La coproducción internacional, que cuenta con la participación de la televisión alemana (ARD), será estrenada primero en salas cinematográficas y después en la televisión de Alemania.
Además de Aguirre, sobre la aventura amazónica del conquistador español Lope de Aguirre, producida en 1974, y Fitzcarraldo, acerca de los esfuerzos de un enloquecido aventurero por crear un teatro de ópera en la Amazonia (1982), Herzog filmó también Cobra verde , sobre la historia de un aventurero brasileño traficante de esclavos, y Gritos de Piedra
(1991) en torno a un enfrentamiento para escalar el inaccesible cerro Torre, de 3.102 metros, en la Patagonia (Argentina).
Varias décadas después de Aguirre, der Zorn Gottes (1972) y Fitzcarraldo (1982), en ambos casos con el fallecido actor Klaus Kinski, Herzog regresó al continente con su cámara para adentrarse en la inmensidad de la selva.

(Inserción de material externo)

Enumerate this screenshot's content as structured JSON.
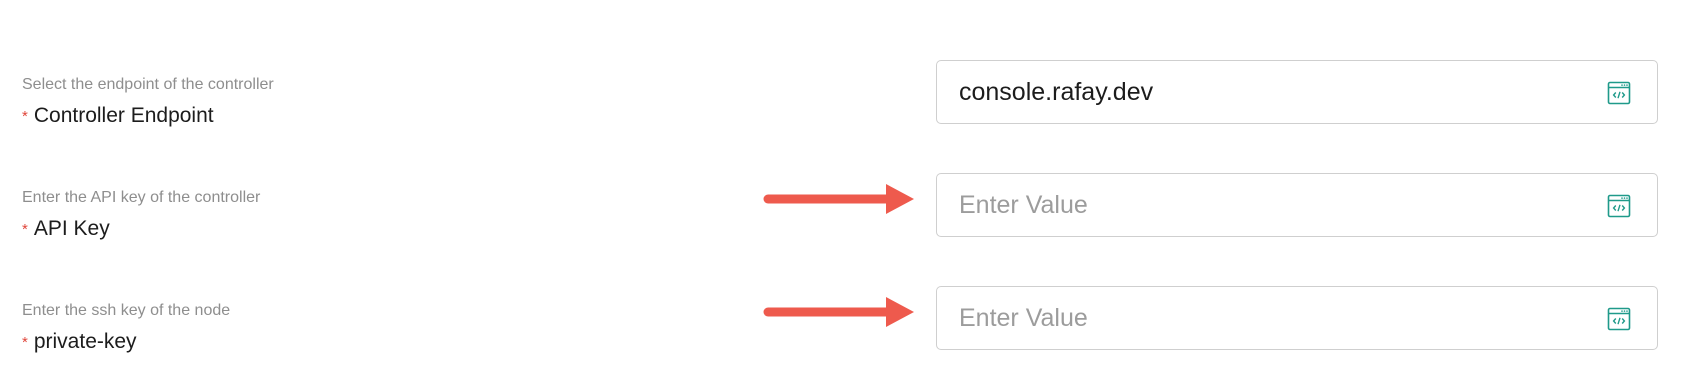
{
  "fields": [
    {
      "hint": "Select the endpoint of the controller",
      "required_mark": "*",
      "label": "Controller Endpoint",
      "value": "console.rafay.dev",
      "placeholder": "",
      "icon": "code-window-icon"
    },
    {
      "hint": "Enter the API key of the controller",
      "required_mark": "*",
      "label": "API Key",
      "value": "",
      "placeholder": "Enter Value",
      "icon": "code-window-icon"
    },
    {
      "hint": "Enter the ssh key of the node",
      "required_mark": "*",
      "label": "private-key",
      "value": "",
      "placeholder": "Enter Value",
      "icon": "code-window-icon"
    }
  ],
  "colors": {
    "required": "#e0453a",
    "accent_icon": "#1f9a8a",
    "annotation_arrow": "#ee5a4d"
  }
}
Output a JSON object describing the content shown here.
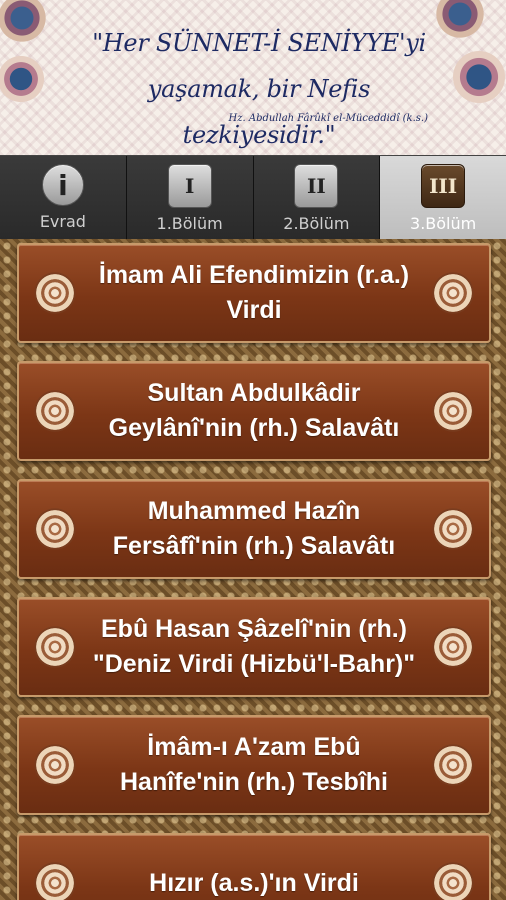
{
  "banner": {
    "quote_line1": "\"Her SÜNNET-İ SENİYYE'yi",
    "quote_line2": "yaşamak, bir Nefis tezkiyesidir.\"",
    "author": "Hz. Abdullah Fârûkî el-Müceddidî (k.s.)"
  },
  "tabs": [
    {
      "label": "Evrad",
      "icon_text": "i",
      "icon": "info-icon",
      "active": false
    },
    {
      "label": "1.Bölüm",
      "icon_text": "I",
      "icon": "roman-one-icon",
      "active": false
    },
    {
      "label": "2.Bölüm",
      "icon_text": "II",
      "icon": "roman-two-icon",
      "active": false
    },
    {
      "label": "3.Bölüm",
      "icon_text": "III",
      "icon": "roman-three-icon",
      "active": true
    }
  ],
  "items": [
    {
      "title": "İmam Ali Efendimizin (r.a.) Virdi"
    },
    {
      "title": "Sultan Abdulkâdir Geylânî'nin (rh.) Salavâtı"
    },
    {
      "title": "Muhammed Hazîn Fersâfî'nin (rh.) Salavâtı"
    },
    {
      "title": "Ebû Hasan Şâzelî'nin (rh.) \"Deniz Virdi (Hizbü'l-Bahr)\""
    },
    {
      "title": "İmâm-ı A'zam Ebû Hanîfe'nin (rh.) Tesbîhi"
    },
    {
      "title": "Hızır (a.s.)'ın Virdi"
    }
  ],
  "colors": {
    "item_bg": "#7c3616",
    "item_border": "#c79a6a",
    "banner_text": "#1d2a63",
    "tab_bg": "#2a2a2a",
    "tab_active_bg": "#bdbdbd"
  }
}
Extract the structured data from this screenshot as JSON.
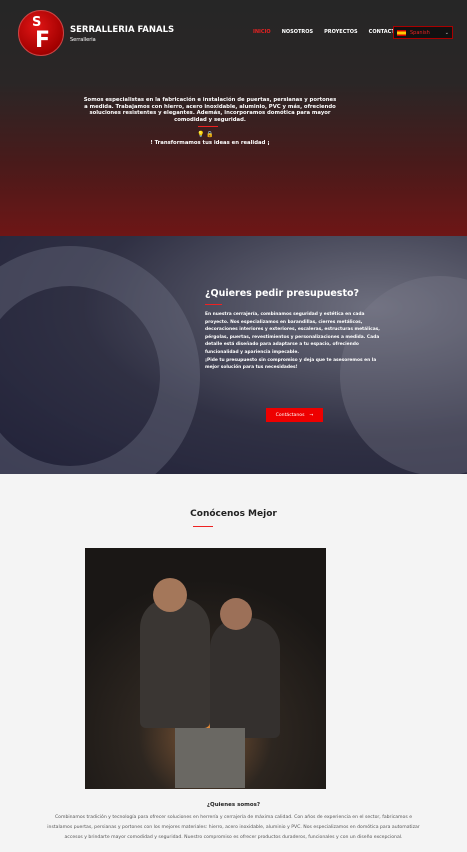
{
  "header": {
    "logo_letters": "SF",
    "brand": "SERRALLERIA FANALS",
    "subtitle": "Serralleria",
    "nav": [
      {
        "label": "INICIO",
        "active": true
      },
      {
        "label": "NOSOTROS"
      },
      {
        "label": "PROYECTOS"
      },
      {
        "label": "CONTACTO"
      }
    ],
    "language": "Spanish"
  },
  "hero": {
    "intro": "Somos especialistas en la fabricación e instalación de puertas, persianas y portones a medida. Trabajamos con hierro, acero inoxidable, aluminio, PVC y más, ofreciendo soluciones resistentes y elegantes. Además, incorporamos domótica para mayor comodidad y seguridad.",
    "icons": "💡 🔒",
    "slogan": "! Transformamos tus ideas en realidad ¡"
  },
  "quote": {
    "title": "¿Quieres pedir presupuesto?",
    "p1": "En nuestra cerrajería, combinamos seguridad y estética en cada proyecto. Nos especializamos en barandillas, cierres metálicos, decoraciones interiores y exteriores, escaleras, estructuras metálicas, pérgolas, puertas, revestimientos y personalizaciones a medida. Cada detalle está diseñado para adaptarse a tu espacio, ofreciendo funcionalidad y apariencia impecable.",
    "p2": "¡Pide tu presupuesto sin compromiso y deja que te asesoremos en la mejor solución para tus necesidades!",
    "button": "Contáctanos",
    "arrow": "→"
  },
  "about": {
    "title": "Conócenos Mejor",
    "subtitle": "¿Quienes somos?",
    "text": "Combinamos tradición y tecnología para ofrecer soluciones en herrería y cerrajería de máxima calidad. Con años de experiencia en el sector, fabricamos e instalamos puertas, persianas y portones con los mejores materiales: hierro, acero inoxidable, aluminio y PVC. Nos especializamos en domótica para automatizar accesos y brindarte mayor comodidad y seguridad. Nuestro compromiso es ofrecer productos duraderos, funcionales y con un diseño excepcional."
  },
  "colors": {
    "accent": "#e00000"
  }
}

Creador apasionado, en su juventud, Herzog, sufrió hambre, orfandad y cárcel. Autodidacta, volcado al cine, sus obras testimonian la lucha desesperada de individuos marginados -en ambientes opresivos- que retan al destino.
Su portentoso despliegue de imágenes arrancadas de los rincones más insólitos del planeta se recrea en el misterio y la furia, golpea las normas y convenciones y deja pasmados -de belleza y excesos- a los espectadores, según afirman algunos estudiosos del cine.